Diabetes mellitus ist neben der primären Lungenproblematik und der exokrinen Pankreasinsuffizienz die häufigste Komorbidität bei Menschen mit zystischer Fibrose. Diese Form wird auch als eigene Unterform klassifiziert: „CF-related diabetes“ (CFRD). Sie unterscheidet sich von anderen Diabetesformen stark, da bei Menschen mit CF die glykämische Kontrolle mittelbare Auswirkungen auf Lungenfunktion und Mortalität hat.
Moderne Modulatortherapie – der „Gamechanger“ bei CF
Mit der Einführung der modernen Modulatortherapie „highly effective modulator therapy“ (HEMT), die direkt die Funktion des betroffenen Chloridkanals deutlich verbessert, hat sich der klinische Verlauf von CF merklich verändert.
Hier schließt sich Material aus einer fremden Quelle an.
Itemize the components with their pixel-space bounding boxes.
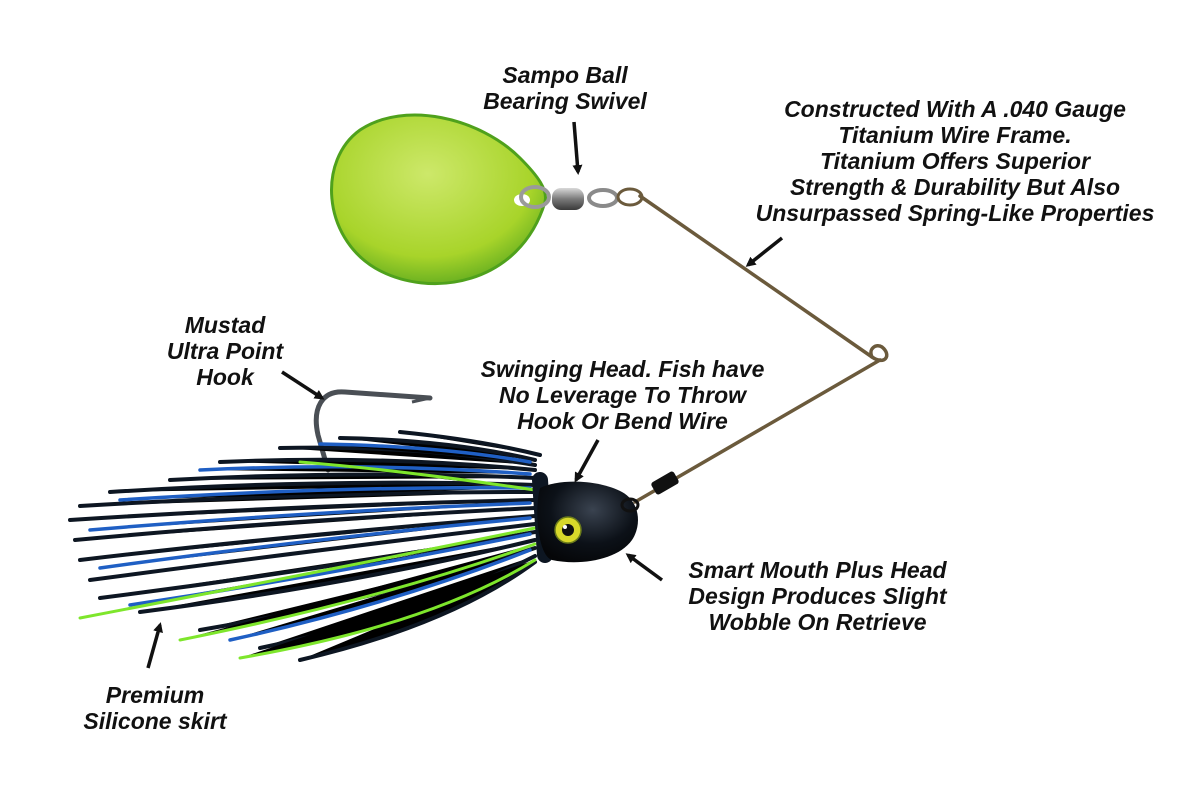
label-line: Titanium Wire Frame. bbox=[838, 122, 1072, 148]
bend bbox=[869, 344, 889, 363]
label-smart-mouth: Smart Mouth Plus Head Design Produces Sl… bbox=[660, 557, 975, 635]
skirt-green-strands bbox=[78, 460, 537, 660]
willow-blade bbox=[330, 113, 548, 286]
label-line: Wobble On Retrieve bbox=[708, 609, 927, 635]
label-line: Design Produces Slight bbox=[688, 583, 947, 609]
label-line: Ultra Point bbox=[166, 338, 284, 364]
label-line: Mustad bbox=[184, 312, 266, 338]
arrow-icon bbox=[146, 622, 163, 669]
wire-eye bbox=[616, 187, 644, 207]
swinging-head bbox=[537, 481, 640, 563]
swivel-body bbox=[552, 188, 584, 210]
ball-bearing-swivel bbox=[519, 185, 644, 210]
wire-sleeve bbox=[651, 471, 679, 495]
hook-barb bbox=[411, 396, 431, 404]
label-silicone-skirt: Premium Silicone skirt bbox=[45, 682, 265, 734]
label-line: Smart Mouth Plus Head bbox=[688, 557, 947, 583]
label-line: Unsurpassed Spring-Like Properties bbox=[755, 200, 1155, 226]
label-line: Hook bbox=[196, 364, 254, 390]
label-line: Silicone skirt bbox=[83, 708, 227, 734]
label-line: Premium bbox=[105, 682, 205, 708]
titanium-wire-frame bbox=[633, 194, 889, 504]
swivel-ring bbox=[587, 188, 619, 208]
upper-arm bbox=[638, 194, 874, 359]
label-wire-frame: Constructed With A .040 Gauge Titanium W… bbox=[720, 96, 1190, 226]
label-line: Hook Or Bend Wire bbox=[517, 408, 728, 434]
label-line: Titanium Offers Superior bbox=[819, 148, 1091, 174]
head-body bbox=[537, 481, 638, 563]
arrow-icon bbox=[745, 236, 784, 267]
label-line: Sampo Ball bbox=[502, 62, 628, 88]
blade-shape bbox=[330, 113, 548, 286]
silicone-skirt bbox=[68, 430, 553, 662]
label-mustad-hook: Mustad Ultra Point Hook bbox=[150, 312, 300, 390]
label-sampo-swivel: Sampo Ball Bearing Swivel bbox=[460, 62, 670, 114]
line-tie-eye bbox=[620, 497, 640, 513]
arrow-icon bbox=[281, 370, 325, 400]
label-line: No Leverage To Throw bbox=[498, 382, 747, 408]
arrow-icon bbox=[572, 121, 583, 175]
hook bbox=[313, 389, 433, 473]
label-swinging-head: Swinging Head. Fish have No Leverage To … bbox=[455, 356, 790, 434]
arrow-icon bbox=[625, 553, 664, 582]
callout-arrows bbox=[146, 121, 784, 669]
split-ring bbox=[519, 185, 551, 209]
head-eye-glint bbox=[563, 525, 567, 529]
label-line: Bearing Swivel bbox=[483, 88, 647, 114]
label-line: Strength & Durability But Also bbox=[789, 174, 1121, 200]
label-line: Constructed With A .040 Gauge bbox=[784, 96, 1126, 122]
arrow-icon bbox=[574, 439, 600, 483]
skirt-black-strands bbox=[68, 430, 542, 662]
label-line: Swinging Head. Fish have bbox=[480, 356, 765, 382]
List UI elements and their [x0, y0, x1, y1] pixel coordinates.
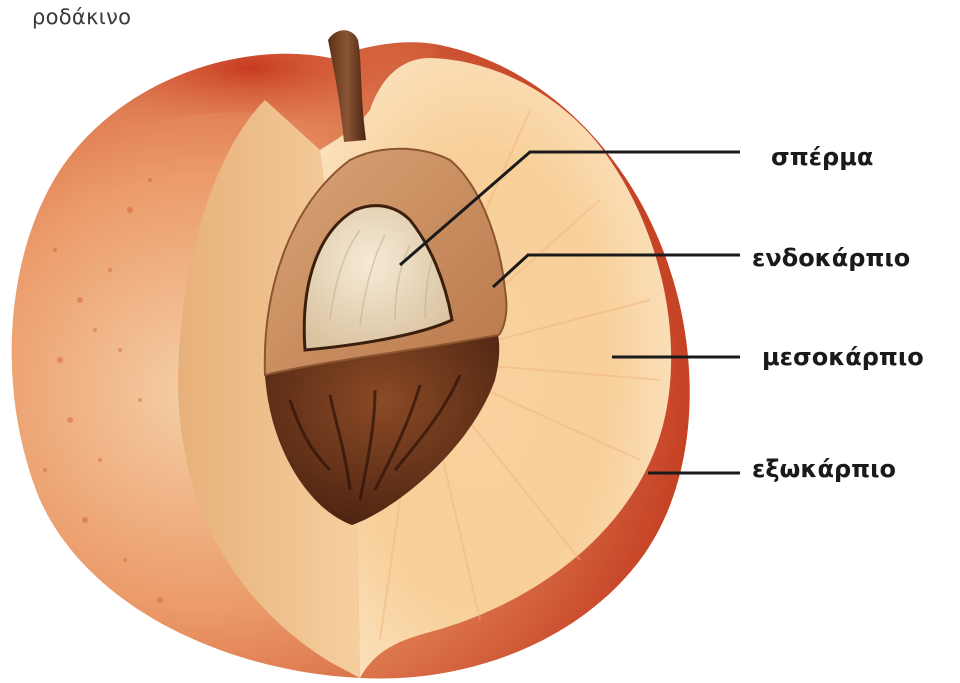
label-exocarp: εξωκάρπιο	[752, 455, 896, 483]
label-endocarp: ενδοκάρπιο	[752, 244, 910, 272]
label-mesocarp: μεσοκάρπιο	[762, 343, 924, 371]
diagram-title: ροδάκινο	[32, 5, 131, 29]
label-seed: σπέρμα	[771, 143, 873, 171]
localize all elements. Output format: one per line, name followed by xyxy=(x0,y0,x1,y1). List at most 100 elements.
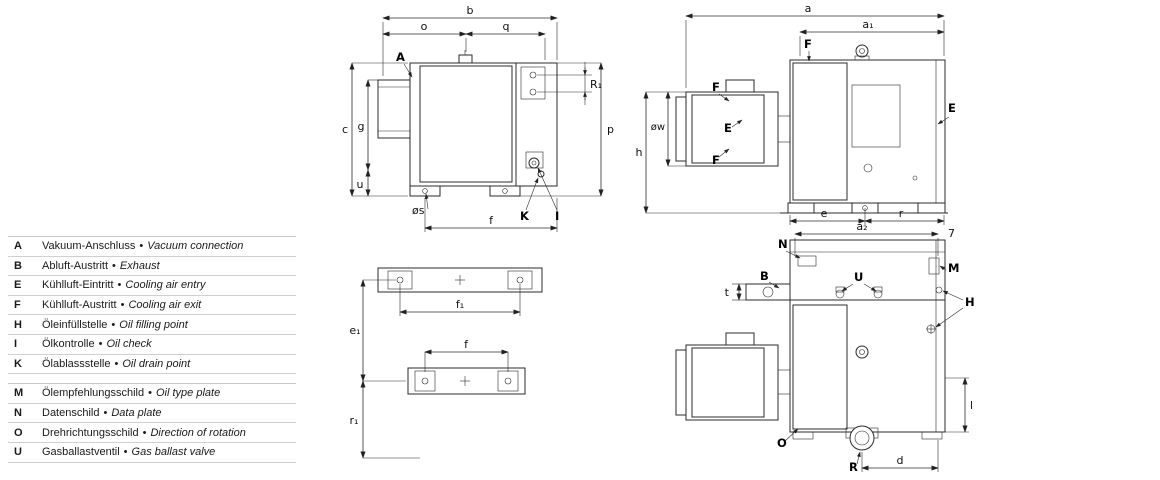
legend-de-N: Datenschild xyxy=(42,407,100,420)
legend-row-U: U Gasballastventil•Gas ballast valve xyxy=(8,443,296,463)
legend-separator: • xyxy=(148,387,152,400)
legend-en-U: Gas ballast valve xyxy=(131,446,216,459)
foot-left xyxy=(409,185,441,197)
legend-row-M: M Ölempfehlungsschild•Oil type plate xyxy=(8,384,296,404)
lifting-eye xyxy=(855,44,869,58)
front-view: b o q A c g u p R₁ øs xyxy=(342,4,614,232)
legend-en-I: Oil check xyxy=(106,338,152,351)
dim-a-label: a xyxy=(805,2,812,15)
callout-cooling-entry-motor: E xyxy=(724,121,732,135)
legend-en-B: Exhaust xyxy=(119,259,160,272)
legend-en-A: Vacuum connection xyxy=(147,240,244,253)
legend-row-F: F Kühlluft-Austritt•Cooling air exit xyxy=(8,296,296,316)
callout-cooling-exit-top: F xyxy=(804,37,812,51)
dim-l-label: l xyxy=(970,399,973,412)
callout-oil-filling: H xyxy=(965,295,975,309)
legend-de-F: Kühlluft-Austritt xyxy=(42,299,117,312)
legend-de-I: Ölkontrolle xyxy=(42,338,95,351)
exhaust-port xyxy=(745,283,791,301)
legend-separator: • xyxy=(114,357,119,370)
dim-b-label: b xyxy=(467,4,474,17)
callout-direction-of-rotation: O xyxy=(777,436,787,450)
legend-de-M: Ölempfehlungsschild xyxy=(42,387,145,400)
legend-en-F: Cooling air exit xyxy=(128,299,202,312)
legend-separator: • xyxy=(142,426,147,439)
legend-key-F: F xyxy=(14,299,21,312)
legend-row-H: H Öleinfüllstelle•Oil filling point xyxy=(8,315,296,335)
callout-oil-drain: K xyxy=(520,209,530,223)
dim-t-label: t xyxy=(725,286,730,299)
legend-separator: • xyxy=(123,446,128,459)
dim-o-label: o xyxy=(421,20,428,33)
dim-f1-label: f₁ xyxy=(456,298,464,311)
dim-q-label: q xyxy=(503,20,510,33)
legend-row-I: I Ölkontrolle•Oil check xyxy=(8,335,296,355)
data-plate xyxy=(797,255,817,267)
dim-r-label: r xyxy=(899,207,904,220)
oil-fill-screw-top xyxy=(935,286,943,294)
gas-ballast-valve xyxy=(835,289,845,299)
foot-right xyxy=(489,185,521,197)
dim-p-label: p xyxy=(607,123,614,136)
cooling-fins-front xyxy=(419,65,513,183)
legend-en-O: Direction of rotation xyxy=(150,426,246,439)
legend-row-A: A Vakuum-Anschluss•Vacuum connection xyxy=(8,237,296,257)
legend-key-E: E xyxy=(14,279,22,292)
legend-separator: • xyxy=(120,299,125,312)
vacuum-flange xyxy=(377,79,411,139)
cooling-fins-side xyxy=(792,62,848,201)
legend-de-H: Öleinfüllstelle xyxy=(42,318,108,331)
oil-sight-glass xyxy=(528,157,540,169)
exhaust-outlet xyxy=(849,425,875,451)
legend-en-E: Cooling air entry xyxy=(125,279,206,292)
legend-key-B: B xyxy=(14,259,22,272)
legend-separator: • xyxy=(112,259,116,272)
note-7: 7 xyxy=(948,227,955,240)
callout-cooling-exit-motor-top: F xyxy=(712,80,720,94)
legend-key-I: I xyxy=(14,338,18,351)
terminal-box xyxy=(725,79,755,93)
side-view: a a₁ F F E F øw h E e r xyxy=(636,2,956,225)
callout-cooling-exit-motor-bottom: F xyxy=(712,153,720,167)
pump-body-plan xyxy=(789,239,946,433)
dim-ow-label: øw xyxy=(651,122,665,133)
legend-separator: • xyxy=(98,338,103,351)
dim-f-label: f xyxy=(489,214,494,227)
legend-separator: • xyxy=(103,407,108,420)
legend-key-U: U xyxy=(14,446,22,459)
legend-de-E: Kühlluft-Eintritt xyxy=(42,279,114,292)
pump-body-side xyxy=(789,59,946,204)
callout-exhaust-radius: R xyxy=(849,460,858,474)
legend-de-K: Ölablassstelle xyxy=(42,357,111,370)
dim-os-label: øs xyxy=(412,204,425,217)
legend-key-H: H xyxy=(14,318,22,331)
legend-en-M: Oil type plate xyxy=(155,387,221,400)
dim-e-label: e xyxy=(821,207,828,220)
callout-oil-type-plate: M xyxy=(948,261,959,275)
legend-row-B: B Abluft-Austritt•Exhaust xyxy=(8,257,296,277)
dim-f-lower-label: f xyxy=(464,338,469,351)
callout-data-plate: N xyxy=(778,237,788,251)
footprint-views: f₁ f e₁ r₁ xyxy=(349,267,543,459)
motor-side xyxy=(685,91,779,167)
legend-en-N: Data plate xyxy=(111,407,162,420)
dim-R1-label: R₁ xyxy=(590,78,602,91)
legend-en-K: Oil drain point xyxy=(122,357,191,370)
callout-exhaust: B xyxy=(760,269,769,283)
legend-key-K: K xyxy=(14,357,22,370)
dim-g-label: g xyxy=(358,120,365,133)
legend: A Vakuum-Anschluss•Vacuum connection B A… xyxy=(8,236,296,463)
callout-gas-ballast: U xyxy=(854,270,863,284)
legend-key-N: N xyxy=(14,407,22,420)
legend-de-U: Gasballastventil xyxy=(42,446,120,459)
legend-row-N: N Datenschild•Data plate xyxy=(8,404,296,424)
legend-de-B: Abluft-Austritt xyxy=(42,259,109,272)
motor-plan xyxy=(685,344,779,421)
dim-c-label: c xyxy=(342,123,348,136)
dim-a1-label: a₁ xyxy=(862,18,873,31)
callout-vacuum-connection: A xyxy=(396,50,405,64)
legend-separator: • xyxy=(139,240,144,253)
legend-group-connections: A Vakuum-Anschluss•Vacuum connection B A… xyxy=(8,236,296,375)
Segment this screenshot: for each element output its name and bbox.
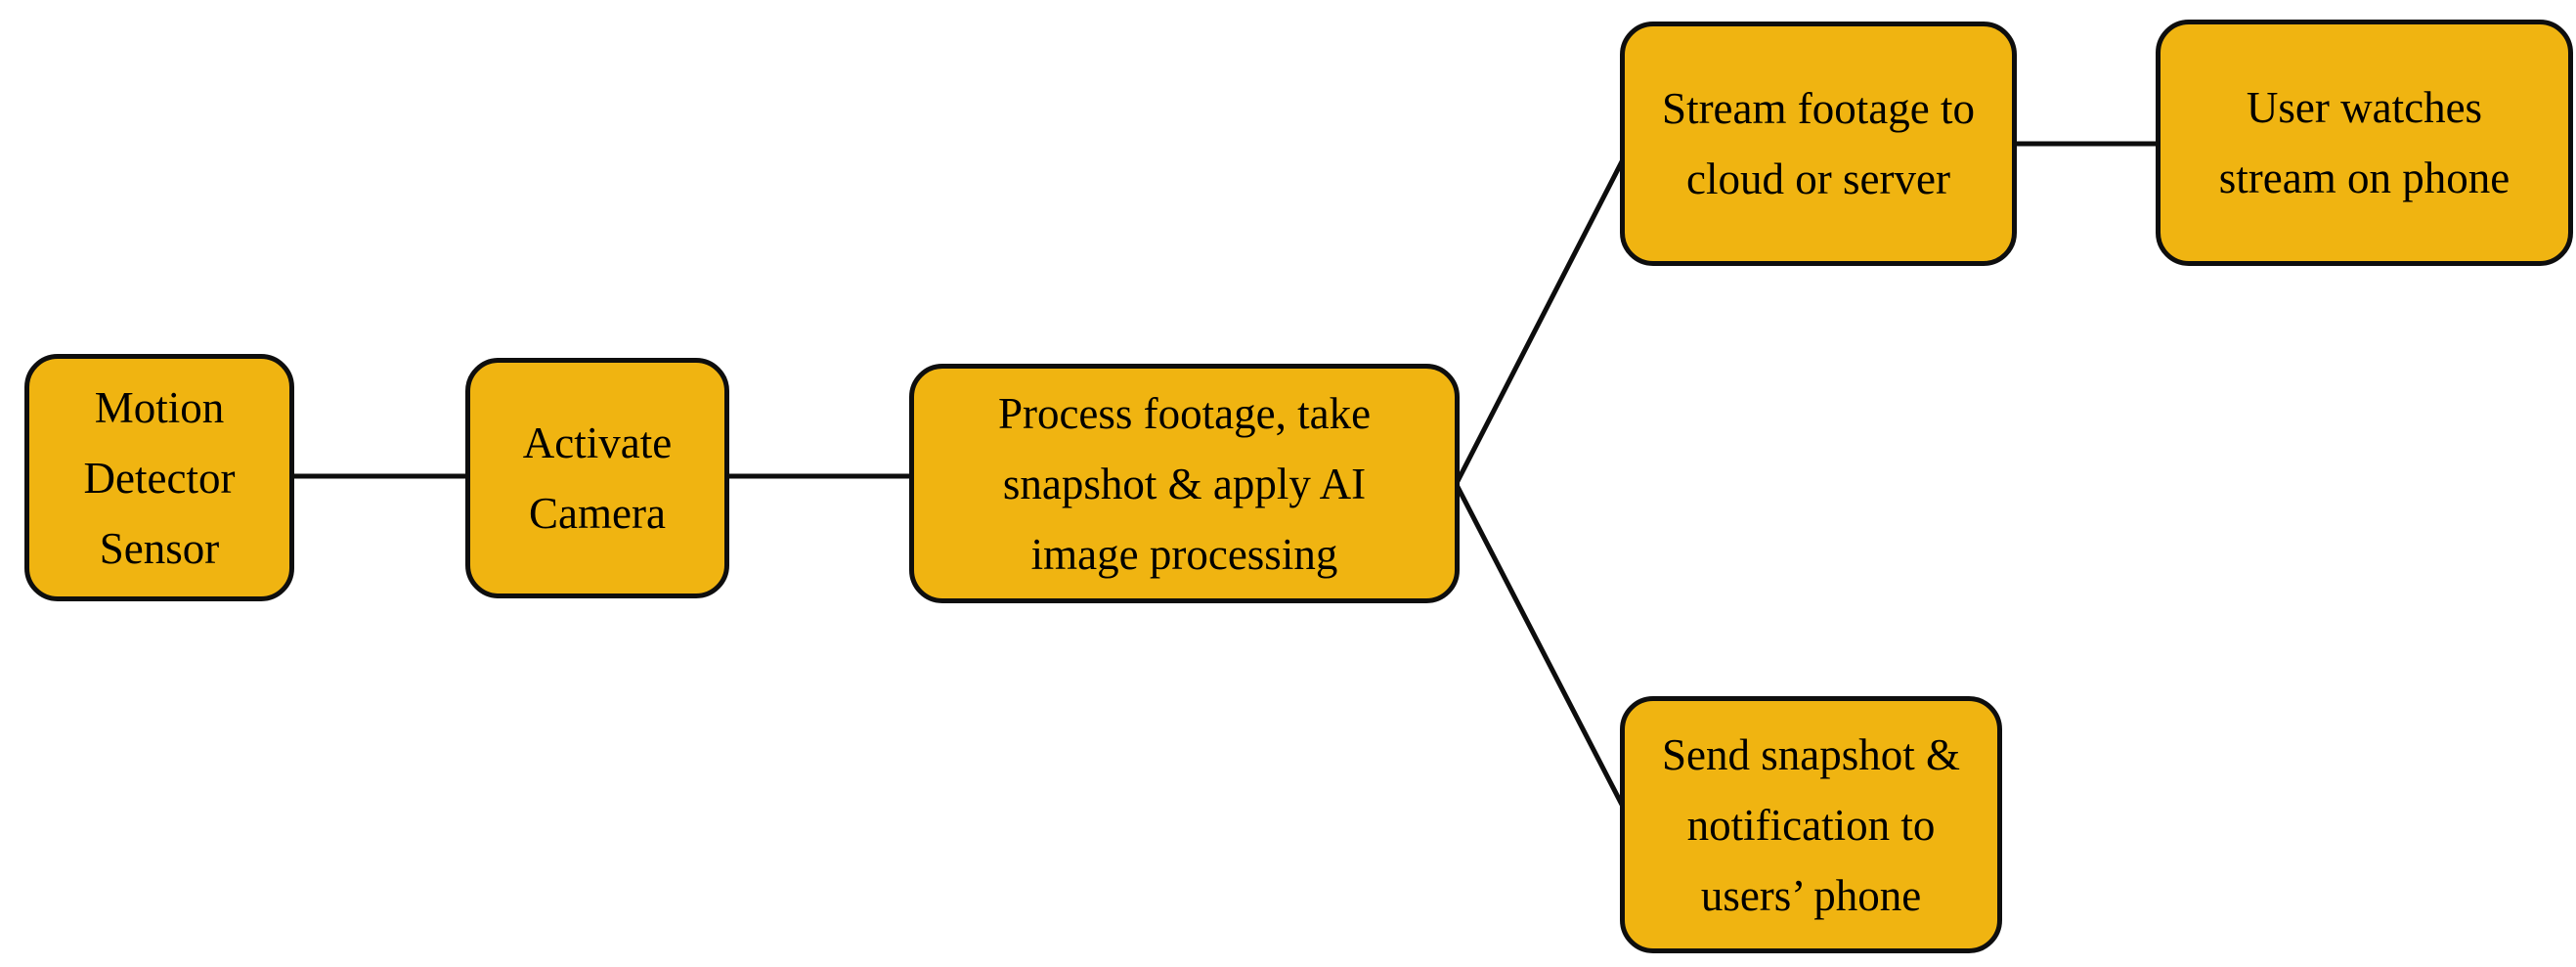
node-label: Motion Detector Sensor: [83, 382, 236, 573]
node-label: User watches stream on phone: [2218, 83, 2511, 202]
node-label: Stream footage to cloud or server: [1662, 84, 1975, 203]
node-label: Send snapshot & notification to users’ p…: [1661, 729, 1960, 920]
node-motion-detector-sensor: Motion Detector Sensor: [24, 354, 294, 601]
node-process-footage: Process footage, take snapshot & apply A…: [909, 364, 1460, 603]
node-stream-footage: Stream footage to cloud or server: [1620, 22, 2017, 266]
connector-process-to-snapshot: [1453, 480, 1637, 832]
node-activate-camera: Activate Camera: [465, 358, 729, 598]
node-send-snapshot: Send snapshot & notification to users’ p…: [1620, 696, 2002, 953]
connector-process-to-stream: [1453, 134, 1637, 488]
node-label: Process footage, take snapshot & apply A…: [997, 388, 1372, 579]
node-user-watches-stream: User watches stream on phone: [2156, 20, 2573, 266]
node-label: Activate Camera: [522, 418, 673, 538]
Die Triple-Therapie mit Elexacaftor, Tezacaftor und Ivacaftor, die seit 2020 in Europa zugelassen ist, zeigt signifikante Vorteile für Menschen mit CF. Sie führt zu einer Verbesserung der Lungenfunktion auch im fortgeschrittenen Erkrankungsstadium, einer Steigerung des Body-Mass-Index (BMI) sowie einer Reduktion von pulmonalen Exazerbationen.1
2021 wies das US-CF-Register erstmalig eine Verbesserung der Lungenfunktion für alle Altersgruppen aus. Die Zahl der CF-assoziierten Lungentransplantationen ist auch seit 2020 deutlich rückläufig.2 Vor der Einführung der HEMT lag die durchschnittliche Lebenserwartung bei rund 40 Jahren. Eine aktuelle Studie aus Großbritannien prognostiziert mit der modernen HEMT einen Anstieg der Lebenserwartung auf über 70 Jahre.3 Dies bedeutet auch, dass die klassischen Langzeitkomplikationen eines Diabetes in Zukunft zunehmend an Bedeutung gewinnen.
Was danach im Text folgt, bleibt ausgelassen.